A child slipped in. I screamed as the poker whizzed past his ear, clattering on the floor. He couldn’t have been more than three years old, painfully thin, with a pinched face and enormous blue eyes. He stood so calmly as Lotte retrieved the poker that I ached to think what his little life had been. “It’s David, Minna’s boy. She had him by a Russian soldier. There were no other kitchen maids around, so the old baron had to hire her, even with the bastard.”
“Who cares for him now?”
“I feed him. Sometimes he goes away. Maybe he eats somewhere else.” Like a stray cat? I took bread and cheese from my knapsack, gave him some of my soup, and pulled a chair next to mine.
“And when you leave for Hannover, what happens to David?”
“I’ll—take him to the priest.” We’d passed the bombed church in town. If there was a priest there still, would he accept the child? Or would David be sent wandering in search of the last unbombed orphanage? A thin hand crept into a fold of my skirt and wrapped around my heart.
Don’t, don’t. Don’t raise your eyes like that to me.
From a bulge in his cloth jacket, he pulled a battered wooden horse, which he cradled in grubby hands. “It was Georg’s,” Lotte explained. “I found it in the nursery and gave it to him.”
“That was kind of you.”
“David is a good boy,” she admitted. “It’s too bad.”
Too bad that he’d die? No, David would
not
die in Prussia and he’d
join no mass of starving, homeless children slowly moving through Europe. I’ll take him, I decided suddenly. Then my certainty faltered. Could I? We’d been lucky so far, but no match for any band of soldiers or civilians. A child would slow us down. We couldn’t guarantee his safety. Once in America, suppose he longed for his old world, ruined as it was?
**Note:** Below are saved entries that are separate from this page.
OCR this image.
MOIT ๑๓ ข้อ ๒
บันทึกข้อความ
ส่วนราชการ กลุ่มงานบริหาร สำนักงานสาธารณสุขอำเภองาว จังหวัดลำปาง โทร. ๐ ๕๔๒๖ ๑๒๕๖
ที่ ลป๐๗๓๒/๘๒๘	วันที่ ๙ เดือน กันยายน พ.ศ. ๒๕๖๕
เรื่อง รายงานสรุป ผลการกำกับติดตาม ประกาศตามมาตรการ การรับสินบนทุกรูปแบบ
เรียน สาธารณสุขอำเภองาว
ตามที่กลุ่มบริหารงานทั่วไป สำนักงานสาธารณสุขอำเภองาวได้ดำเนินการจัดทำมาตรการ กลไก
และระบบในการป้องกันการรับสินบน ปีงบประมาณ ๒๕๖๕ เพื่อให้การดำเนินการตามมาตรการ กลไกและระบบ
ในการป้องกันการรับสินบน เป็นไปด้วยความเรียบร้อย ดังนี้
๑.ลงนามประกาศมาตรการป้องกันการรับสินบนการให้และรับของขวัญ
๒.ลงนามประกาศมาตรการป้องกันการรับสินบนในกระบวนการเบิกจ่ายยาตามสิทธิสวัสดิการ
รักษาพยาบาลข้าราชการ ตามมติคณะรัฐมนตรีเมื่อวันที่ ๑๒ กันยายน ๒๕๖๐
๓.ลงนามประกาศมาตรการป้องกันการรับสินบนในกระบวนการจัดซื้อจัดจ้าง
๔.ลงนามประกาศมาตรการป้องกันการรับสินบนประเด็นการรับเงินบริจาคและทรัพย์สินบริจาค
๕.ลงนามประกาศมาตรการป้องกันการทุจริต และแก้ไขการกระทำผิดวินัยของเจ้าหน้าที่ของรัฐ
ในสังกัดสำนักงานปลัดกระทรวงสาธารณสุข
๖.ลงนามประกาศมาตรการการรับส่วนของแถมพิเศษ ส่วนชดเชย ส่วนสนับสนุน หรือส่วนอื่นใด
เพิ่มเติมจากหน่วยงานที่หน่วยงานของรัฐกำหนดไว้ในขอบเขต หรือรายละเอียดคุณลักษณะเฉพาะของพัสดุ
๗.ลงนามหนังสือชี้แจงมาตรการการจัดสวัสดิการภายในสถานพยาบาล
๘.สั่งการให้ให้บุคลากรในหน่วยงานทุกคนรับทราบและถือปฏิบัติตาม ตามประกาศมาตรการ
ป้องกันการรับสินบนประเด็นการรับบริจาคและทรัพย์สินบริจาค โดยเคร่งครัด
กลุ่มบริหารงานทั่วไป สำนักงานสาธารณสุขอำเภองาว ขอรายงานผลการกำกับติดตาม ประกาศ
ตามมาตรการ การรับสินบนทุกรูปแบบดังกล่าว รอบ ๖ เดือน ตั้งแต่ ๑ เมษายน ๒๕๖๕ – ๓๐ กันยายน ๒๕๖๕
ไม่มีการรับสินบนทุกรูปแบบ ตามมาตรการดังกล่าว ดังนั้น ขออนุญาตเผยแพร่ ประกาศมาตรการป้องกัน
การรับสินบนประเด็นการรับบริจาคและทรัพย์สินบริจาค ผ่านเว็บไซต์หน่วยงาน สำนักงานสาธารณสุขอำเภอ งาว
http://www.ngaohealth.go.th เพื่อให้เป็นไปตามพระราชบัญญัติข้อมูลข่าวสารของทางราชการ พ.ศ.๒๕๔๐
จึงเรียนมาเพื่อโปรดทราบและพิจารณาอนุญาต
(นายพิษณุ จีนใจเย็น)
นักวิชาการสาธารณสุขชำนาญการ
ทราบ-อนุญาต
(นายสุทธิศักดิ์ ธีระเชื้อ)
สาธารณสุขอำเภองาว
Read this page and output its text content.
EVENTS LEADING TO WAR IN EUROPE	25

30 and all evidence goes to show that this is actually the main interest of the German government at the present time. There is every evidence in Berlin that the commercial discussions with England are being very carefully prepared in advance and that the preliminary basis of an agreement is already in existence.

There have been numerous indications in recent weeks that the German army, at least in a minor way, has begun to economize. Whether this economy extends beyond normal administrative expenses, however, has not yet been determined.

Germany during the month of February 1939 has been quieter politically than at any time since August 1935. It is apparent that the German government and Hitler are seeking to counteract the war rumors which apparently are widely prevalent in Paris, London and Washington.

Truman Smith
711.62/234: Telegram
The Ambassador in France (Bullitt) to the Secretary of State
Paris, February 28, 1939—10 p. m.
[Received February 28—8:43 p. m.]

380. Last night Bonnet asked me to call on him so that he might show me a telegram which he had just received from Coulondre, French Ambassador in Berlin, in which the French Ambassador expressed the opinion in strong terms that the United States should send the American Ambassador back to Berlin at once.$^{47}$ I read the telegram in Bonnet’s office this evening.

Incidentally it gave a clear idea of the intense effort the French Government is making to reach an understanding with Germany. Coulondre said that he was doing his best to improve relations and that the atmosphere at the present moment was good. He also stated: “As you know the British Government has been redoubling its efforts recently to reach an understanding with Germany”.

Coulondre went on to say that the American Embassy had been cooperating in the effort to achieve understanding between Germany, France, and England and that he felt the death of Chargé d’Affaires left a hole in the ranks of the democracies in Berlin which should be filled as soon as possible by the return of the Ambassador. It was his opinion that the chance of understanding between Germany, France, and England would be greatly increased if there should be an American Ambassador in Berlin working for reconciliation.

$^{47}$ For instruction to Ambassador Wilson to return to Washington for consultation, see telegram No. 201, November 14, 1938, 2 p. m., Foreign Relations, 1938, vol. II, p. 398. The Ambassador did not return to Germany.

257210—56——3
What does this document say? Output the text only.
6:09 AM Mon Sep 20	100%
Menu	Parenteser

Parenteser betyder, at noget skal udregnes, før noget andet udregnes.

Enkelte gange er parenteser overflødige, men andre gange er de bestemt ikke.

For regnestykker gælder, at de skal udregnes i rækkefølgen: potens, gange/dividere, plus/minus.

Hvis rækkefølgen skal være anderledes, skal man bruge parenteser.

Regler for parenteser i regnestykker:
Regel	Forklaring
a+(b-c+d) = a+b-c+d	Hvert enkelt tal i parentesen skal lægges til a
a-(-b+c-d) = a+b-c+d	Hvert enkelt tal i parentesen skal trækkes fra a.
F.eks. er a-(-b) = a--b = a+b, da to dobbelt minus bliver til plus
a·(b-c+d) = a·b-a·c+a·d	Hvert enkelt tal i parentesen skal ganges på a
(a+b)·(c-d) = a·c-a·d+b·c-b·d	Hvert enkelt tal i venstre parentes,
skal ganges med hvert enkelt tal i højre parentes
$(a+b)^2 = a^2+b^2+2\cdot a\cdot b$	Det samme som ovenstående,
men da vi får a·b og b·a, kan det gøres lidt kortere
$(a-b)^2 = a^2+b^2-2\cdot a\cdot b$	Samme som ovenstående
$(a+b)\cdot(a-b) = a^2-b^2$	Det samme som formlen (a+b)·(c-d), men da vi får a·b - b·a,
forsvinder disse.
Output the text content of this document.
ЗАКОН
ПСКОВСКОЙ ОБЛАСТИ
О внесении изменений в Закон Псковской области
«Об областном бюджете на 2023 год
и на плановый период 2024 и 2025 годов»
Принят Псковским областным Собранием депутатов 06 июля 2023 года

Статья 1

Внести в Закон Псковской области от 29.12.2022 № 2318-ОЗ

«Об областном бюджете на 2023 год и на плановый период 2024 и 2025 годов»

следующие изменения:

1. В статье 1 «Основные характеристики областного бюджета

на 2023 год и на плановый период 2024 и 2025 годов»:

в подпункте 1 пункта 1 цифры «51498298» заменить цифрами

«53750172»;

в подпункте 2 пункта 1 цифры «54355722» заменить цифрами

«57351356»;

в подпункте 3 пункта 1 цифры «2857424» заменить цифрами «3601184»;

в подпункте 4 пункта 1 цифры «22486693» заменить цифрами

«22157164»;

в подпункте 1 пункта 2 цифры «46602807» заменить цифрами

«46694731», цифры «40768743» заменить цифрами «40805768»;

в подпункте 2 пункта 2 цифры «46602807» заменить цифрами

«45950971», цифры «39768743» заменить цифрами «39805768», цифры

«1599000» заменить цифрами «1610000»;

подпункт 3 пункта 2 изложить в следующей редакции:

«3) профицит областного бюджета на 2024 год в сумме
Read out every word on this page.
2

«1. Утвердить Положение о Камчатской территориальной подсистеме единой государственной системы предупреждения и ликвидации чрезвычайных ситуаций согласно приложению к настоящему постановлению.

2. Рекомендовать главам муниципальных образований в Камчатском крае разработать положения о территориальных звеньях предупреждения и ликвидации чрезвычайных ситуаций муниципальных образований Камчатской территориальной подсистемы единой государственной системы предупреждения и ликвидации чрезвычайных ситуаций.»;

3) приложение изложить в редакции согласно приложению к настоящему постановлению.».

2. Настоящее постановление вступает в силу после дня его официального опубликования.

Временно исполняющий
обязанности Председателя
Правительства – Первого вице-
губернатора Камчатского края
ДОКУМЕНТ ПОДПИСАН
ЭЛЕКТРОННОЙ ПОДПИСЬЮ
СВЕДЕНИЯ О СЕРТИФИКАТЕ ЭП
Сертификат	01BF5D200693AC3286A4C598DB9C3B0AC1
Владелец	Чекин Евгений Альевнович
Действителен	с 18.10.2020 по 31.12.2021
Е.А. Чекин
Suppose he felt ripped from his land? I couldn’t go to Paris with an orphan boy in tow. Or could I? Well-meant choices in my past had come to pain. But if I did nothing now, this child would have no chance at all. Johannes and Katarina had not refused an unwanted, inconvenient child. The huge eyes fixed on me. He set aside the wooden horse and set a feather-light hand on my skirt. I took it in both of mine. And we were joined.